In a statement released Wednesday, February 13, the hospital said it would immediately appeal the audit findings. “We strongly disagree with the OIG’s audit findings, its flawed methodology, incorrect application of the standards for review, its failure to consider Community Hospital’s comprehensive response and independent analysis, and the OIG’s statistically defective extrapolation approach.”

The OIG final report includes details of the audit that began in July 2017 and ended in August 2018. It also includes Community Hospital’s comments on the draft report issued in 2018. In December 2018, Community Hospital CEO Luis Molina wrote a 19-page refutation of the audit findings, also included in the final report.

Auditors did not analyze every Medicare claim. Instead, they sampled 170 claims from a subset of 2,510 claims that provided $40,553,848 in Medicare payments to the hospital during 2015 and 2016.

Those 2,510 claims were selected as being potentially at risk for billing errors. OIG compiled 24 risk areas from previous reviews of other hospitals showing certain categories of inpatient and outpatient diagnoses and treatment procedures do produce Medicare billing errors.

Of those 170 claims, more than half did not comply with rules for Medicare coverage. OIG reported Community Hospital collected $2,824,623 for the 170 claims reviewed, of which $1,266,758 were overpayments.

OIG extrapolated, using statistical modeling methods, that more than half of the $40,553,848 Community Hospital collected during those 2 years were overpayments and asked for the $22.5 million reimbursement.

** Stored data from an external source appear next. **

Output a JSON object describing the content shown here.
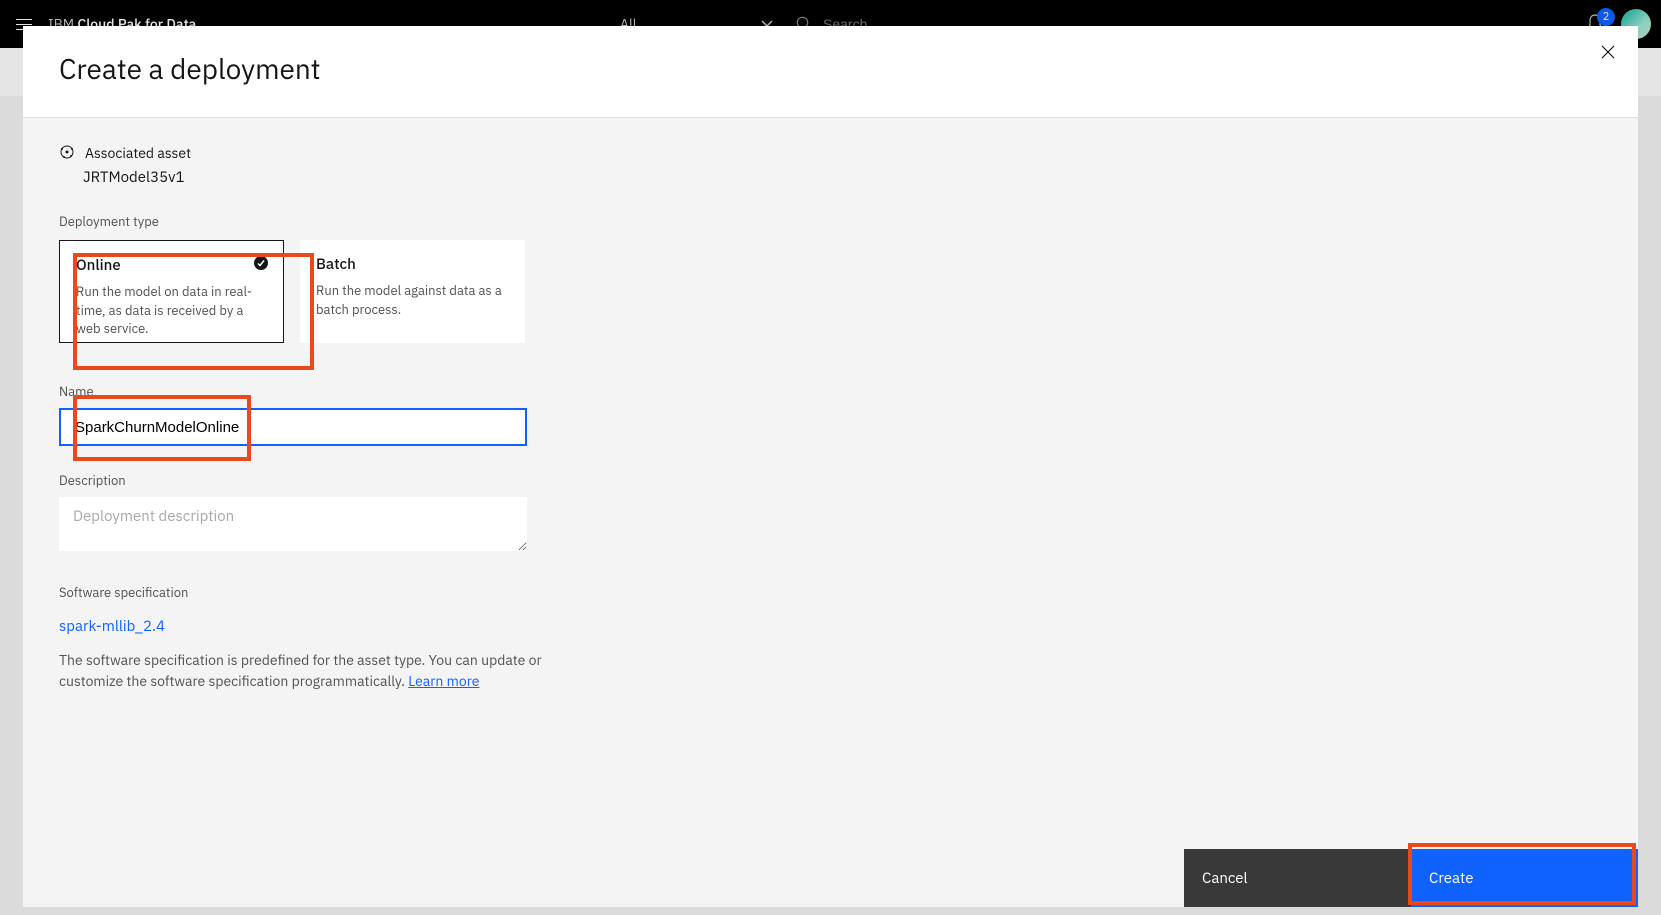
{
  "topbar": {
    "brand_prefix": "IBM ",
    "brand_bold": "Cloud Pak for Data",
    "all_label": "All",
    "search_placeholder": "Search",
    "notification_count": "2"
  },
  "modal": {
    "title": "Create a deployment",
    "associated_asset_label": "Associated asset",
    "associated_asset_value": "JRTModel35v1",
    "deployment_type_label": "Deployment type",
    "cards": {
      "online": {
        "title": "Online",
        "desc": "Run the model on data in real-time, as data is received by a web service."
      },
      "batch": {
        "title": "Batch",
        "desc": "Run the model against data as a batch process."
      }
    },
    "name_label": "Name",
    "name_value": "SparkChurnModelOnline",
    "description_label": "Description",
    "description_placeholder": "Deployment description",
    "swspec_label": "Software specification",
    "swspec_link": "spark-mllib_2.4",
    "swspec_text": "The software specification is predefined for the asset type. You can update or customize the software specification programmatically. ",
    "learn_more": "Learn more",
    "cancel": "Cancel",
    "create": "Create"
  }
}
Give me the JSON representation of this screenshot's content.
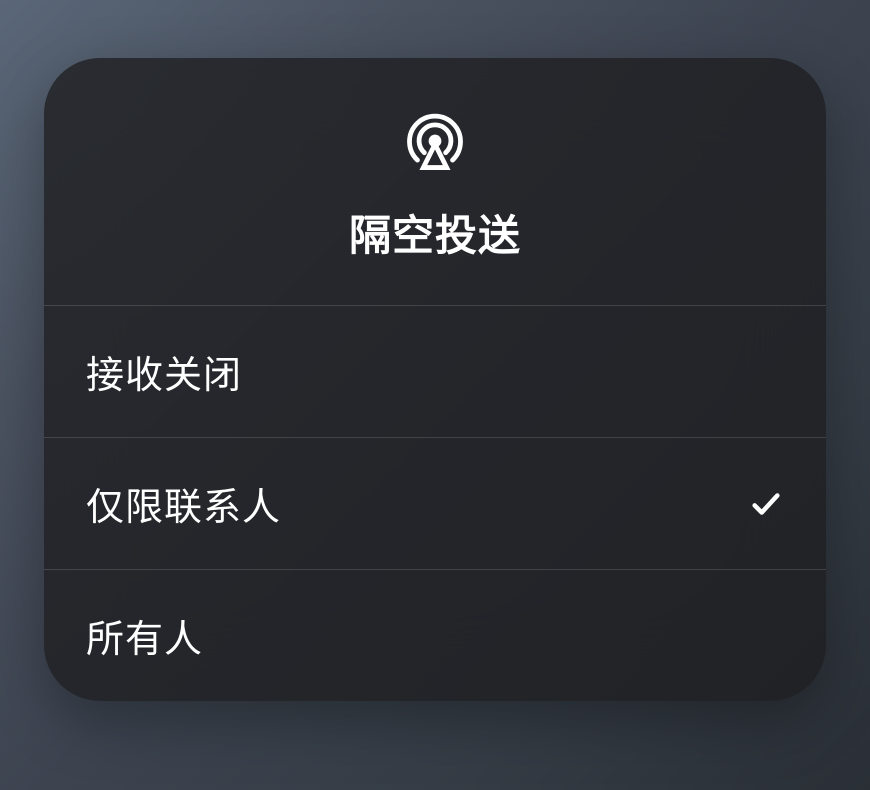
{
  "header": {
    "title": "隔空投送",
    "icon": "airdrop-icon"
  },
  "options": [
    {
      "id": "off",
      "label": "接收关闭",
      "selected": false
    },
    {
      "id": "contacts-only",
      "label": "仅限联系人",
      "selected": true
    },
    {
      "id": "everyone",
      "label": "所有人",
      "selected": false
    }
  ]
}
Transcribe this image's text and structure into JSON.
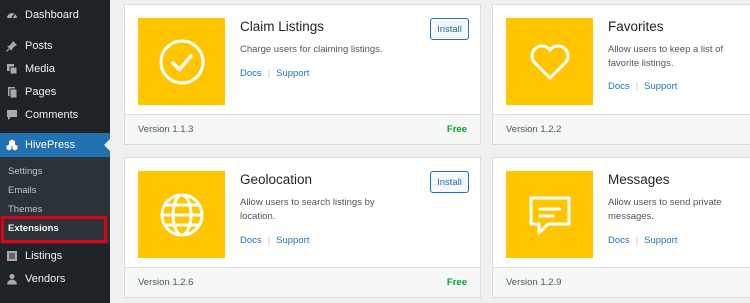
{
  "sidebar": {
    "items": [
      {
        "label": "Dashboard",
        "icon": "dashboard-icon"
      },
      {
        "label": "Posts",
        "icon": "pin-icon"
      },
      {
        "label": "Media",
        "icon": "media-icon"
      },
      {
        "label": "Pages",
        "icon": "pages-icon"
      },
      {
        "label": "Comments",
        "icon": "comments-icon"
      },
      {
        "label": "HivePress",
        "icon": "hivepress-icon"
      },
      {
        "label": "Listings",
        "icon": "listings-icon"
      },
      {
        "label": "Vendors",
        "icon": "vendors-icon"
      }
    ],
    "submenu": [
      "Settings",
      "Emails",
      "Themes",
      "Extensions"
    ],
    "active_color": "#2271b1",
    "highlight_color": "#e0001b"
  },
  "extensions": [
    {
      "title": "Claim Listings",
      "description": "Charge users for claiming listings.",
      "docs": "Docs",
      "support": "Support",
      "install": "Install",
      "version": "Version 1.1.3",
      "price": "Free",
      "icon": "checkmark-circle-icon"
    },
    {
      "title": "Favorites",
      "description": "Allow users to keep a list of favorite listings.",
      "docs": "Docs",
      "support": "Support",
      "install": "",
      "version": "Version 1.2.2",
      "price": "",
      "icon": "heart-icon"
    },
    {
      "title": "Geolocation",
      "description": "Allow users to search listings by location.",
      "docs": "Docs",
      "support": "Support",
      "install": "Install",
      "version": "Version 1.2.6",
      "price": "Free",
      "icon": "globe-icon"
    },
    {
      "title": "Messages",
      "description": "Allow users to send private messages.",
      "docs": "Docs",
      "support": "Support",
      "install": "",
      "version": "Version 1.2.9",
      "price": "",
      "icon": "message-bubble-icon"
    }
  ],
  "colors": {
    "thumb": "#ffc600",
    "link": "#2271b1",
    "free": "#00a32a"
  }
}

The next step for the dispute is a hearing before an Administrative Law Judge. “At which we expect to prevail,” Molina wrote. “Across the service sector, IRFs [inpatient rehabilitation facilities] earn favorable decisions in 87% of their appeals.”

Molina warned HHS of the costs the agency could incur because of underpayments. Because of the current appeals backlog, he extrapolated those costs, “The liability to Community at the current interest rate on underpayments of 10.625% would be $26.2 million after three years and $32.l million after five years. It is short-sighted for the OIG to overlook the ramifications to taxpayers.”